Komisi Pemberantasan Korupsi (KPK) diminta untuk menindaklanjuti laporan dugaan korupsi pembebasan lahan untuk pembangunan PLTU Muara Jawa, di Kutai Kartanegara, Kalimantan Timur yang dilakukan PT Indo Ridlatama Power hingga merugikan keuangan negara Rp 3,7 miliar.
PT Indo Ridlatama Power adalah anak usaha PT Indonesia Power yang merupakan anak perusahaan PT Perusahaan Listrik Negara (PLN).
Laporan dugaan korupsi itu diadukan Andi P. Iskandar selaku kuasa hukum Bambang Waseso yang merupakan Direktur PT Energi Bara Utama tertanggal 5 Oktober 2015. Namun sampai sekarang, tidak ada kelanjutan atas laporan tersebut oleh KPK.
"PT IRP melakukan pembebasan lahan untuk keperluan pembangunan PLTU Muara Jawa seluas 46,3 hektar itu dengan cara diduga merekayasa surat tanah dan jual beli yang mencurigakan. Yang pada akhirnya patut diduga terjadi tindak pidana korupsi," kata Bambang Waseso dalam keterangannya, Minggu (28/8).

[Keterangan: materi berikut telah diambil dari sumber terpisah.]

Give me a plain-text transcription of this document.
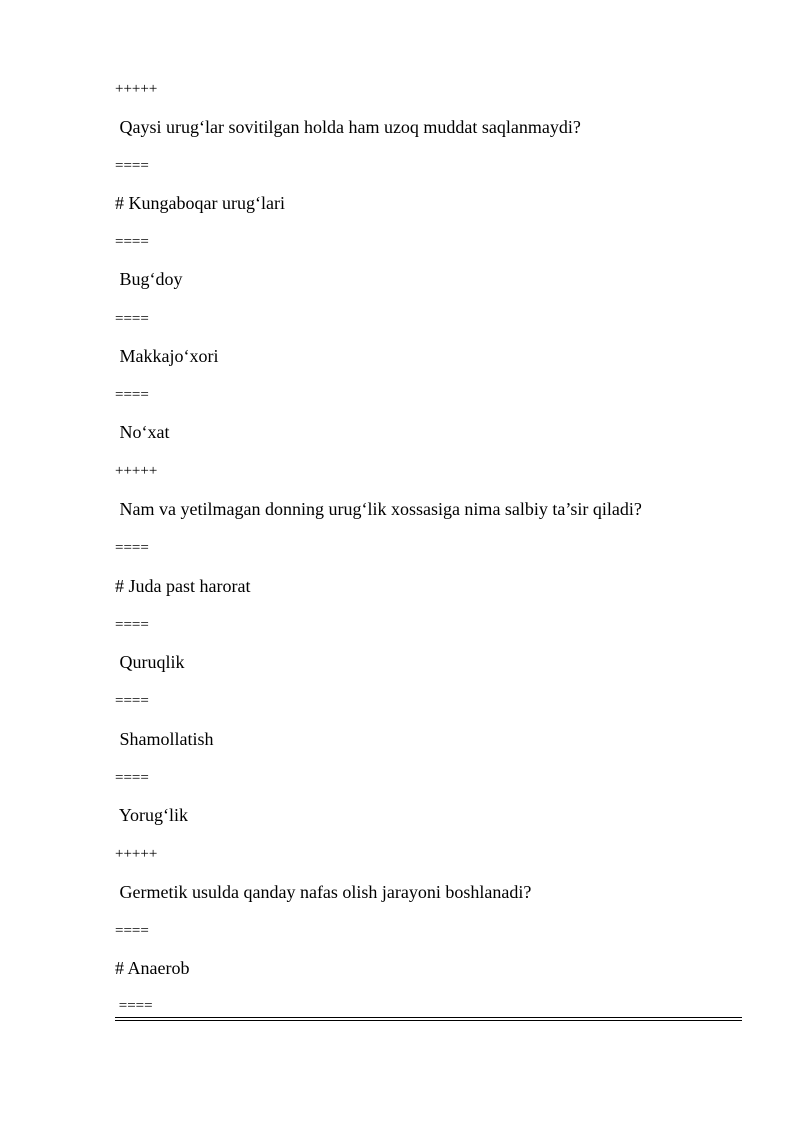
+++++
Qaysi urug‘lar sovitilgan holda ham uzoq muddat saqlanmaydi?
====
# Kungaboqar urug‘lari
====
Bug‘doy
====
Makkajo‘xori
====
No‘xat
+++++
Nam va yetilmagan donning urug‘lik xossasiga nima salbiy ta’sir qiladi?
====
# Juda past harorat
====
Quruqlik
====
Shamollatish
====
Yorug‘lik
+++++
Germetik usulda qanday nafas olish jarayoni boshlanadi?
====
# Anaerob
====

Salah satu contoh, surat pernyataan pelepasan hak garapan atas tanah seluas 2,6 hektar dari 46,3 hektar. Yang pada awalnya seolah-olah pemilik lahan sebelumnya atas nama Nawir menjual lahan kepada pihak swasta Donny Juniarto pada 24 April 2011 dengan harga Rp 78 juta. Kemudian lahan tersebut pada 22 Agustus 2011 oleh Donny Juniarto dijual kepada PT IRP yang diwakili Bambang Pryambodo seharga Rp 78 juta.

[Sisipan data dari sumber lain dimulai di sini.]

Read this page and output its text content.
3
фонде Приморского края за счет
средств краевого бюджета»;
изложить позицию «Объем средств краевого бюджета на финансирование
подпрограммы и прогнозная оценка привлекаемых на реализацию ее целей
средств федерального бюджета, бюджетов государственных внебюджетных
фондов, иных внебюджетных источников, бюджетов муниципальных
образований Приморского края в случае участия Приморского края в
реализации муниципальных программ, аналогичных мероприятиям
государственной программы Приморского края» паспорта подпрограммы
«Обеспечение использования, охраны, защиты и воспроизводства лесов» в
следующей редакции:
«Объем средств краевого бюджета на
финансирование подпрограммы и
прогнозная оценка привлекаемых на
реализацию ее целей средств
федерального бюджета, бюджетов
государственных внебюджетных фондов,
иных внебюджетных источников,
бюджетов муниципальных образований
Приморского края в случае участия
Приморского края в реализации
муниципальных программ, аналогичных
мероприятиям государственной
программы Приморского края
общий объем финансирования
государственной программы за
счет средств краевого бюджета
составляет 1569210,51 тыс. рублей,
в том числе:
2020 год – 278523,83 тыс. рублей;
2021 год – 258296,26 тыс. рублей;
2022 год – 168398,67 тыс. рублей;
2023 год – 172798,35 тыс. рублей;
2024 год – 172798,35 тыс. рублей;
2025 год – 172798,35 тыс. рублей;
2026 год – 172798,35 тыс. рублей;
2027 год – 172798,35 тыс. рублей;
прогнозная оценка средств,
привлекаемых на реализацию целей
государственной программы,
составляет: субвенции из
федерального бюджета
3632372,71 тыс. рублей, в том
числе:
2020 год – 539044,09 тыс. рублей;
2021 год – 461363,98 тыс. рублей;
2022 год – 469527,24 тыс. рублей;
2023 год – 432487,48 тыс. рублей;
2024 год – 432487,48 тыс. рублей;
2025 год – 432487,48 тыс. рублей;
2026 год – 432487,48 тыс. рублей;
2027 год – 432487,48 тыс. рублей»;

Pada 12 November 2013, oleh PT IRP yang diwakili Makmur Marzuki menjual kembali lahan tersebut kepada Donny Juniarto seharga Rp 78 juta.
"Satu bulan kemudian pada 24 Desember 2013, lahan itu dijual kembali kepada PT Ridlatama Bangun Mandiri yang diwakili oleh Benito Maulana seharga Rp 78 juta. Pada 30 April 2014, lahan tersebut oleh PT Ridlatama dijual kembali kepada PT IRP yang diwakili Makmur Marzuki seharga Rp 286 juta," jelas Bambang.

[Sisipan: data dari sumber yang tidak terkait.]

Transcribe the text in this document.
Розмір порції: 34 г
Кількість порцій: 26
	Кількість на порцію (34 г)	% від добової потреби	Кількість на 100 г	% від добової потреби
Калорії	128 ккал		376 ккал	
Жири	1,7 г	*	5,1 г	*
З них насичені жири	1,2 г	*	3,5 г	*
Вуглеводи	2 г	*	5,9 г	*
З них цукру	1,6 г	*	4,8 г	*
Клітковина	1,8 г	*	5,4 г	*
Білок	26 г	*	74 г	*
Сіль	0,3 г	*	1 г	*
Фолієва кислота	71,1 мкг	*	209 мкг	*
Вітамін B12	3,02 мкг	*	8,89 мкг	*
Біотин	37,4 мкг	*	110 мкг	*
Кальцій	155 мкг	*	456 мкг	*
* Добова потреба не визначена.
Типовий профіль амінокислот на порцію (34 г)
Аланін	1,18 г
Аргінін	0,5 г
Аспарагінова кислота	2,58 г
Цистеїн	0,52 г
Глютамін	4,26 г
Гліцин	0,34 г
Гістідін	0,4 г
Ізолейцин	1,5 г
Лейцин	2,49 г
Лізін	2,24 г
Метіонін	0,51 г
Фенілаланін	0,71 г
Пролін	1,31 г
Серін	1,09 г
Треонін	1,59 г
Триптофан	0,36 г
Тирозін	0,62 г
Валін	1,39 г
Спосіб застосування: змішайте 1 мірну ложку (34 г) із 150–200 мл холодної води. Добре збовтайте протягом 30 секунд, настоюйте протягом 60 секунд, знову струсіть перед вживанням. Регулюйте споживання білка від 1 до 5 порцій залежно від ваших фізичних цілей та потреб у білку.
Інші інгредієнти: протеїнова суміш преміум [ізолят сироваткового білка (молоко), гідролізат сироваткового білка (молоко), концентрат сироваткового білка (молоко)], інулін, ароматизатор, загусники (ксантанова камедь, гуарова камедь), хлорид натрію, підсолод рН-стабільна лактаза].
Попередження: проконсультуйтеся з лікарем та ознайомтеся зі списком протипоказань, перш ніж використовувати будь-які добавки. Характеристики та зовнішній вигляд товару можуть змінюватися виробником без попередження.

Jual beli dilakukan secara bolak-balik yang pada ujungnya dijual kembali kepada PT IRP, bahkan harganya melonjak dari Rp 78 juta menjadi Rp 286 juta dalam kurun waktu tiga tahun. Luas tanah 2,6 hektar itu salah satu contoh tanah dari 46,3 hektar yang akan digunakan untuk pembangunan PLTU.
"Sehingga PT IRP melakukan pembebasan lahan untuk keperluan PLTU seluas 46,3 hektar diduga dilakukan secara rekayasa," bebernya.
Bambang mengklaim sudah memiliki bahan lengkap pembelian lahan 46,3 hektar. Diantaranya dari pemilik bernama Nawir seluas 2,6 hektar, Abbas 2,6 hektar, Muhammad Noor 2 hektar, dan 1,2 hektar.
Dugaan korupsi itu sendiri terungkap setelah tanah milik PT EBU dipalsukan suratnya untuk pembangunan PLTU dengan keterlibatan Plh Lurah Teluk Dalam, Muara Jawa. Bahkan Kejaksaan Negeri Kutai Kartanegara sudah menetapkan kasus pemalsuan surat tanah itu lengkap atau P21 dengan lima tersangka, yakni Hardiansyah selaku Plh. Lurah Teluk Dalam, Noordinsyah petugas kantor kecamatan, serta Agus Salim, Winarto dan Junaidi yang merupakan perantara penjualan tanah.